Comment: In some cases it was observed, that after defreezing of the 'ADP-Mg' a white precipitate has formed again. If this is the case we recommend to prepare the ADP stock solution and a MgCl2 solution (0.6 mol MgCl2/mol ADP) seperately and perform a titration of both solutions in immediate succession.

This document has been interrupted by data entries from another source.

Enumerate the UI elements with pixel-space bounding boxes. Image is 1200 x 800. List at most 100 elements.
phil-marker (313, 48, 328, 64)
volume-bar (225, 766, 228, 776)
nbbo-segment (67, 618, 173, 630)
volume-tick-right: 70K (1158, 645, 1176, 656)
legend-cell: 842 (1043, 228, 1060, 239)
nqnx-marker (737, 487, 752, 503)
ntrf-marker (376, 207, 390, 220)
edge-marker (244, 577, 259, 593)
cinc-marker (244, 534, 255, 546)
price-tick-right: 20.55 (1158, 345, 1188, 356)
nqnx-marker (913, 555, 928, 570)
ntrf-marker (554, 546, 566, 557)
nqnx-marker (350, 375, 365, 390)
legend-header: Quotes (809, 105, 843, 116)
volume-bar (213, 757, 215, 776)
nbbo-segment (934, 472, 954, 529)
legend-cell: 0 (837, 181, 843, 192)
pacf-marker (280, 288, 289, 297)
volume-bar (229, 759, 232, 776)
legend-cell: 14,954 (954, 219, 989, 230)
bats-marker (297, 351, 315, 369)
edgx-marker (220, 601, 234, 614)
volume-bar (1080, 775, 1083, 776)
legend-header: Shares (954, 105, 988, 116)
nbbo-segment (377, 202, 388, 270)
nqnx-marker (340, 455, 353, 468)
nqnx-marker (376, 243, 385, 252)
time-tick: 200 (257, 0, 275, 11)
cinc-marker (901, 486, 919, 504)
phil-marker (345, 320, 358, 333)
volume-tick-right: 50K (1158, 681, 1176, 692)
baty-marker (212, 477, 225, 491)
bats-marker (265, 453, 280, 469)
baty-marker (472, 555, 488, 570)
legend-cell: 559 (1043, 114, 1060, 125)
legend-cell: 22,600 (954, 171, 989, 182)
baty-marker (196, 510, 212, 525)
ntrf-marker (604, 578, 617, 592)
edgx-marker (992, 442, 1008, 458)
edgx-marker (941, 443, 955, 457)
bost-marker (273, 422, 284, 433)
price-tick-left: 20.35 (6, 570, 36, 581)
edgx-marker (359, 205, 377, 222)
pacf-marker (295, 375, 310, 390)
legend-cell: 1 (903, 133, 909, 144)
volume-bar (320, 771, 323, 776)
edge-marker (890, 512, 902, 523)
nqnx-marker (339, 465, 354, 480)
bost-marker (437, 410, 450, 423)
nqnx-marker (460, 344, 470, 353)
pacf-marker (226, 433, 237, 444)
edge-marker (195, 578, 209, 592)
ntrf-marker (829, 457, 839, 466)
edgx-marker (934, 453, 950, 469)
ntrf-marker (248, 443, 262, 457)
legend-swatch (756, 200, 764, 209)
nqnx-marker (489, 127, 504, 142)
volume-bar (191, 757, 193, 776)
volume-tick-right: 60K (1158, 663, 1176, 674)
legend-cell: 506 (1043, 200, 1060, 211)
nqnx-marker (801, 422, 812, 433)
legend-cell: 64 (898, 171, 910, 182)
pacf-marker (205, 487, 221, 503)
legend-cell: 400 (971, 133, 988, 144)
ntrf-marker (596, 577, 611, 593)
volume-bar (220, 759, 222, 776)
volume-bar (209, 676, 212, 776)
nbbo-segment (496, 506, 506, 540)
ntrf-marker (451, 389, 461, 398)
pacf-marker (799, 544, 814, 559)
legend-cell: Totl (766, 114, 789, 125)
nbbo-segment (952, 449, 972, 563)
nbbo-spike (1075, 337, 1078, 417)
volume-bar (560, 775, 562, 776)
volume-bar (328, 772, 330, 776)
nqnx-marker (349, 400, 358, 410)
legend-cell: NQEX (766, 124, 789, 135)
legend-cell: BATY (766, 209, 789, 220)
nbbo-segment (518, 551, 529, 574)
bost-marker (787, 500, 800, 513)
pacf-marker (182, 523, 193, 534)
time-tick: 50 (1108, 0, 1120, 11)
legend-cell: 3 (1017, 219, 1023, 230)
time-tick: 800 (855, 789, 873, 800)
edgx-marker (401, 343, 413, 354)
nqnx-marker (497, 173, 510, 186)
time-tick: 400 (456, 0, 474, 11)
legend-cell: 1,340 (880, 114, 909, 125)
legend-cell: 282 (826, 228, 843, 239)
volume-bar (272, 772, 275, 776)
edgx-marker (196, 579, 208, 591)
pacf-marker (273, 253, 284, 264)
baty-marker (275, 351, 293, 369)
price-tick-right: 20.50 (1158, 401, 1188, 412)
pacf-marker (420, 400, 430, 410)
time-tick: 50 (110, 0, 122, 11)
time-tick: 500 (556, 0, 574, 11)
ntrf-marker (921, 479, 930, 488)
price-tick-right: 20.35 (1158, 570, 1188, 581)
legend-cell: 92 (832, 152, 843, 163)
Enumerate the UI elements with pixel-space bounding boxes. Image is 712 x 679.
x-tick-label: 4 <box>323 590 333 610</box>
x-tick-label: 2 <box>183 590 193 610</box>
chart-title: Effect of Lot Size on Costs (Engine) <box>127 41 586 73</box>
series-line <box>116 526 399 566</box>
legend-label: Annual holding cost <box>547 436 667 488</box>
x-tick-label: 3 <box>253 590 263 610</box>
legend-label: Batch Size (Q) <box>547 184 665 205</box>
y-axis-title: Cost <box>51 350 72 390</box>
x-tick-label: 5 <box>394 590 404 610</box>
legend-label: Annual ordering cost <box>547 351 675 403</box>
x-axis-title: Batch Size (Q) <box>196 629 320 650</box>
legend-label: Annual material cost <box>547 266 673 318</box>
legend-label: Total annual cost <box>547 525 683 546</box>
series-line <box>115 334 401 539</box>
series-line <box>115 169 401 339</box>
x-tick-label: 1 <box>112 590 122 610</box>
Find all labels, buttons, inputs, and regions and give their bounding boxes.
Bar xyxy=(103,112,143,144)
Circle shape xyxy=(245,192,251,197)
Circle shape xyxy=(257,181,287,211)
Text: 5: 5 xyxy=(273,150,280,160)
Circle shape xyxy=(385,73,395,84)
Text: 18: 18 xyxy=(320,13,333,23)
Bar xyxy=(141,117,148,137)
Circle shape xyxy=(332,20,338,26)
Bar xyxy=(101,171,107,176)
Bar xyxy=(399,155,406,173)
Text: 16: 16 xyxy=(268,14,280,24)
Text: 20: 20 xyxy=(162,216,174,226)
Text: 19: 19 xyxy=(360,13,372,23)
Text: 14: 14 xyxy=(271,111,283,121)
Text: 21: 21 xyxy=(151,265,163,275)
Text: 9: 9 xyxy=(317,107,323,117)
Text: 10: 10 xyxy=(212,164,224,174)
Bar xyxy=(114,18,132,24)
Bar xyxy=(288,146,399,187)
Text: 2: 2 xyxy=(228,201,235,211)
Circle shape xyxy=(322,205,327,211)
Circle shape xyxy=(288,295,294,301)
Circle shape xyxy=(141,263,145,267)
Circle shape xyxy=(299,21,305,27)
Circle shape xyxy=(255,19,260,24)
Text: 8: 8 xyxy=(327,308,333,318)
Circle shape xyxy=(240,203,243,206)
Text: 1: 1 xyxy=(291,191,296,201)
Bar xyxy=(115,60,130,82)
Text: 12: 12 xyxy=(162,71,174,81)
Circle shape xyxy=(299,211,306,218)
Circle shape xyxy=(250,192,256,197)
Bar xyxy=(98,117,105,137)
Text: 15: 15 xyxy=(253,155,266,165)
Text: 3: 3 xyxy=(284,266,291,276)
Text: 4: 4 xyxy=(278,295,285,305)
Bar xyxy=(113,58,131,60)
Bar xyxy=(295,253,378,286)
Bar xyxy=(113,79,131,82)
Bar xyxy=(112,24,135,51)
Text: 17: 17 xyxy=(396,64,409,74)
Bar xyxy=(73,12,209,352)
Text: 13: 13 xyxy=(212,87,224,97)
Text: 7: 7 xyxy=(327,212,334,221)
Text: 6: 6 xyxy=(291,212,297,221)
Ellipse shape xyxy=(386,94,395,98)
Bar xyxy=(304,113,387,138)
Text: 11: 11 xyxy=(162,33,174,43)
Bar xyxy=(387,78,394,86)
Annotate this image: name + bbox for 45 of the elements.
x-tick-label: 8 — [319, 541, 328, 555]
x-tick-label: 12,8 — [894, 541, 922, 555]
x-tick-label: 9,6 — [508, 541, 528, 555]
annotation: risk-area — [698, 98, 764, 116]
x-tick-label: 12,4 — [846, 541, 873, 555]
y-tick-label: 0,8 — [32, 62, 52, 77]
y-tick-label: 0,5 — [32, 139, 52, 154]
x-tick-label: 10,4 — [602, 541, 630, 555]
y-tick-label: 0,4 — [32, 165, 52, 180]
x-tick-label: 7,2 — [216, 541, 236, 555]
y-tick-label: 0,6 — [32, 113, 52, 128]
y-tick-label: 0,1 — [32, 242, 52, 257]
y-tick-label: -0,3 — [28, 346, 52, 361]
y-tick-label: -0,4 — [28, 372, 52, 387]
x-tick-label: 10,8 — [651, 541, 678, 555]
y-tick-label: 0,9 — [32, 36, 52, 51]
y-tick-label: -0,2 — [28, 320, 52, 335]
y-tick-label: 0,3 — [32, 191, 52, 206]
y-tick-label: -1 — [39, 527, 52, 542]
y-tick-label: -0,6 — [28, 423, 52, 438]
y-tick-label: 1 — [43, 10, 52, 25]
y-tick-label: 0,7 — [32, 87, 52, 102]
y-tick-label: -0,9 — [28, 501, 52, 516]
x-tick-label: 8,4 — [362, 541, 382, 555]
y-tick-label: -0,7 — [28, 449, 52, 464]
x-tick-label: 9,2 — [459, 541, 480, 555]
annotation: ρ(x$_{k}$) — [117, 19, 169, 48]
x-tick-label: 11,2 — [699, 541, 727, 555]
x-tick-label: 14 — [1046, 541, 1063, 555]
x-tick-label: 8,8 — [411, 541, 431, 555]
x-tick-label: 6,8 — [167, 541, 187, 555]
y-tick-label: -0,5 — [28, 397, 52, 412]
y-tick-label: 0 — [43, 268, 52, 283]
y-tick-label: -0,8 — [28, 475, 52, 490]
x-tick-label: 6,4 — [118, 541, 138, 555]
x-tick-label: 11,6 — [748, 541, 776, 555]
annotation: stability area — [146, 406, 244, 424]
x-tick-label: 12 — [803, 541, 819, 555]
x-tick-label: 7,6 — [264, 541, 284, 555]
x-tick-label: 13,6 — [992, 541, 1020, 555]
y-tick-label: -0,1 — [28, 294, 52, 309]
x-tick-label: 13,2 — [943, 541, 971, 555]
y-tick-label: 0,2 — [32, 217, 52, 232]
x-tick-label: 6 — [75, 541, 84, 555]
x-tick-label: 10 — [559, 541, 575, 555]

O2k manual titrations MiPNet09.12 O2k-Titrations
  • Titration volume: 4-20 µl using a 25 µl syringe (2 ml O2k-chamber).
  • Final concentration: 1-5 mM.


ADP dependence of respiration

The assumption of linearity (linear regression of oxygen concentration over time) is frequently not valid for various reasons other than oxygen kinetics. In classical ‘State 3’, ADP levels are ‘high’ (Chance and Williams, 1955), but not necessarily saturating (MitoPedia: Respiratory states). Then, an ADP-dependent decline of respiration is observed immediately after titration of a sub-saturating concentration of ADP, which is obscured by any linear regression. This has caused in the past a tremendous underestimation of the apparent Km for ADP, perpetuated even today with the uncritical application of non-adequate software implementing the simple linearity approach only. For a critical approach to ADP kinetics, see Gnaiger et al 2000 and Gnaiger 2001.